While the president’s response was somewhat unsatisfactory, the faculty and student reactions to the question at General Faculties Council were alarming. These responses were overwhelmingly supportive of restricting freedom of expression in certain “contexts”, resulting in two main arguments opposing the “disrespectful” criticism of Islam. The first “context” was specific to the religion itself and pertained to the assumption that, unlike other belief systems or ideologies, Islam was “not an idea”. It was argued that Islam consisted of “many ideas” that were intricately connected to the identities of various ethnic groups. Therefore, criticism of Islam amounted to “hate speech” and disguised the tremendous benefits that the religion had brought to the world. The statement “fuck Islam” was very different from using the words “fuck fascism”, it was maintained, as fascism was not connected to identifiable groups of people. Saying that the Islamic religion was contemptible, according to this view, would be equivalent to regarding Muslim people with contempt.

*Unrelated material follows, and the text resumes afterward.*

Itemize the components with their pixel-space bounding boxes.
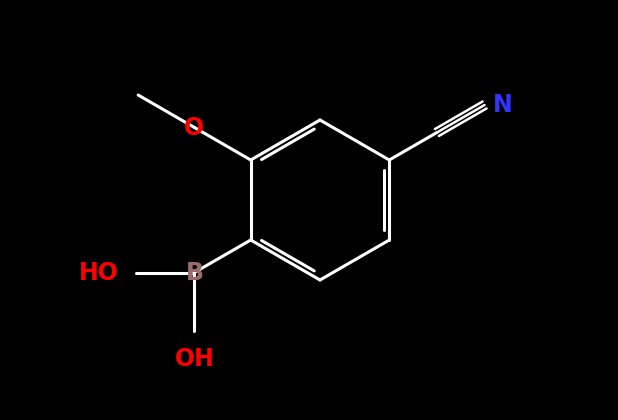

The second argument was broader and concerned the minority “context” of those members of the MRU community who believed in the Islamic religion. It was asserted that everyone at MRU had to be very cognizant of the power differentials that existed on campus, and that not all people would feel equally comfortable in airing their opinions. The public rejection of Islam had the potential to create a “chill” on campus, and this could result in a climate where it would be difficult for some to participate. It was noted that many members of minority groups were now feeling “unsafe” at MRU, and prohibitions against vitriolic criticisms of their identities were needed to create an inclusive environment on campus.
These arguments are highly destructive to the university as an intellectual institution and the human interactions it makes possible. The first argument is very dangerous to those who believe in the Islamic religion, as it implies that their religious beliefs are innate and therefore unchangeable. Rather than facilitating “inclusion”, it will likely lead to an increase in resentment towards Muslim people, because there will be no ability to distinguish between the terrible things that the belief system commands and the unfortunate people who happen to have been indoctrinated into accepting these religious dictates. This failure to distinguish between believers and their ideas is obviously untenable because many people convert to Islam and many decide to leave the faith. The organization Ex-Muslims of North America, with thousands of members, shows how ridiculous it is to confuse ethnicity with this belief system.
The second argument – about being careful in expressing ideas that could result in the further marginalization of minorities – is even more problematic for universities because it encourages us to view people, not as individuals, who can self-actualize and find their own way in the world, but as members of groups that must be protected from feeling “unsafe” (i.e. uncomfortable). To be a real university there can be no “safe spaces” for ideas. To say that criticizing a particular belief system is off limits because it is “disrespectful” is to create a climate where people will self-censor for fear of causing offense. This will then limit the capacity of atheists to express themselves and will prevent critical thinkers from analyzing the potential irrationality of various ideas. It also will act to prevent all of us from engaging honestly with one another and learning how to create a better world that will include us all.